There is also an upscale restaurant called The Pinnacle (you guessed it, one on every ship) where you have to pay extra to dine. Happily, we have achieved sufficient seniority with HAL that we are charged only half price to eat there. The food in The Pinnacle has always been a step above, and we have made reservations to eat there several times on this cruise. Update: Our first visit to the Pinnacle confirmed what is said above. After consuming our crabcake appetizers, Ceasar salads prepared at the table, steaks (Rick’s a 23 oz Porterhouse) & Chocolate & Grand Marnier Volcano Cake for desert, it felt like we would not have to eat again on this cruise!
So, enough about touring the ship, what do we do all day on a sea day? There are a whole lot of activities on the ship but most don’t really appeal to us (such as trivia contests, lessons in dance, computers or bridge, various competitions). We spend a lot of time reading (and one of us knitting) in the deck chairs. Although Amsterdam has a pretty good library, we have e-readers so we can carry a library in a pocket all the time. We also attend some of the lectures & port or excursion presentations (Barbara, the travel guide on Amsterdam, who was also on the Vikings cruise with us, is particularly good). We walk around the deck every day (unless it is raining). A mile is 3.5 times around the ship & we started at 4 laps a day & are increasing that gradually. Then we walk up the 5 flights of steps to the Lido for lunch. We tend to do quite a lot of walking in ports so we need to stay in shape for that (in addition to trying to avoid growing out of our clothes before trip is over). From the deck we have seen a number of interesting birds, sometimes soaring at about the same speed as the ship so they seem to be suspended in air. One day there was a huge rainbow with a broad spectrum of colors.
There are 14 “gala” nights on this cruise (formerly called “formal” nights) when most folks dress up & most men wear jacket & tie and many wear tuxes). On the first gala night there was a champagne reception in the Queen’s Lounge where Captain Mercer introduced the senior staff (and the employee of the month). Captain Mercer has his own blog, which is unusual because it includes his photos from the bridge of the ship and an explanation of the navigation challenges of each port, complete with charts.

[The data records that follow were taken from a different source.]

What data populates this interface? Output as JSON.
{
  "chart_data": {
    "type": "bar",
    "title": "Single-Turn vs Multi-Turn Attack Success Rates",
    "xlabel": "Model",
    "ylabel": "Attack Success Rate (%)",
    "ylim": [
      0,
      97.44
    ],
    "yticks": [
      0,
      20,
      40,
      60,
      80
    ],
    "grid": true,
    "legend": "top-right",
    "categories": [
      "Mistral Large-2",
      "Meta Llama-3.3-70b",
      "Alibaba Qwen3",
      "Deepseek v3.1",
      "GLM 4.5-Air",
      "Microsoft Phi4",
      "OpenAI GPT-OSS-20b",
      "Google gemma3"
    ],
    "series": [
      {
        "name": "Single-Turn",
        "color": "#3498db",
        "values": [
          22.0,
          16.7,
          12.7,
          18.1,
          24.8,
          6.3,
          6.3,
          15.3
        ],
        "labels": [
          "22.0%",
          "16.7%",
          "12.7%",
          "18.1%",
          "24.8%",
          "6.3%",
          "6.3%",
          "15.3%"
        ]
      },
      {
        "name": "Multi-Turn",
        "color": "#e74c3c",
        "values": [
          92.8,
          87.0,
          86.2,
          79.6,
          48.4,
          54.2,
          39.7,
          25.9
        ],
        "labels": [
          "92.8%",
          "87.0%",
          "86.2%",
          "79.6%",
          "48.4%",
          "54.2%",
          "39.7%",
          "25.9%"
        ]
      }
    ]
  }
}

Bringing this lengthy post to an end are some of the things we have found in our room after dinner. Our room stewards Catur & Melpha are quite adept at making towel animals, which will be featured periodically on this blog. And our travel agents, Cruise Specialists, gave us each a jacket & a tote bag with their special logo for this voyage, which we actually like better than HAL’s, along with a bottle of champaigne. The next episode will (finally) be our first port.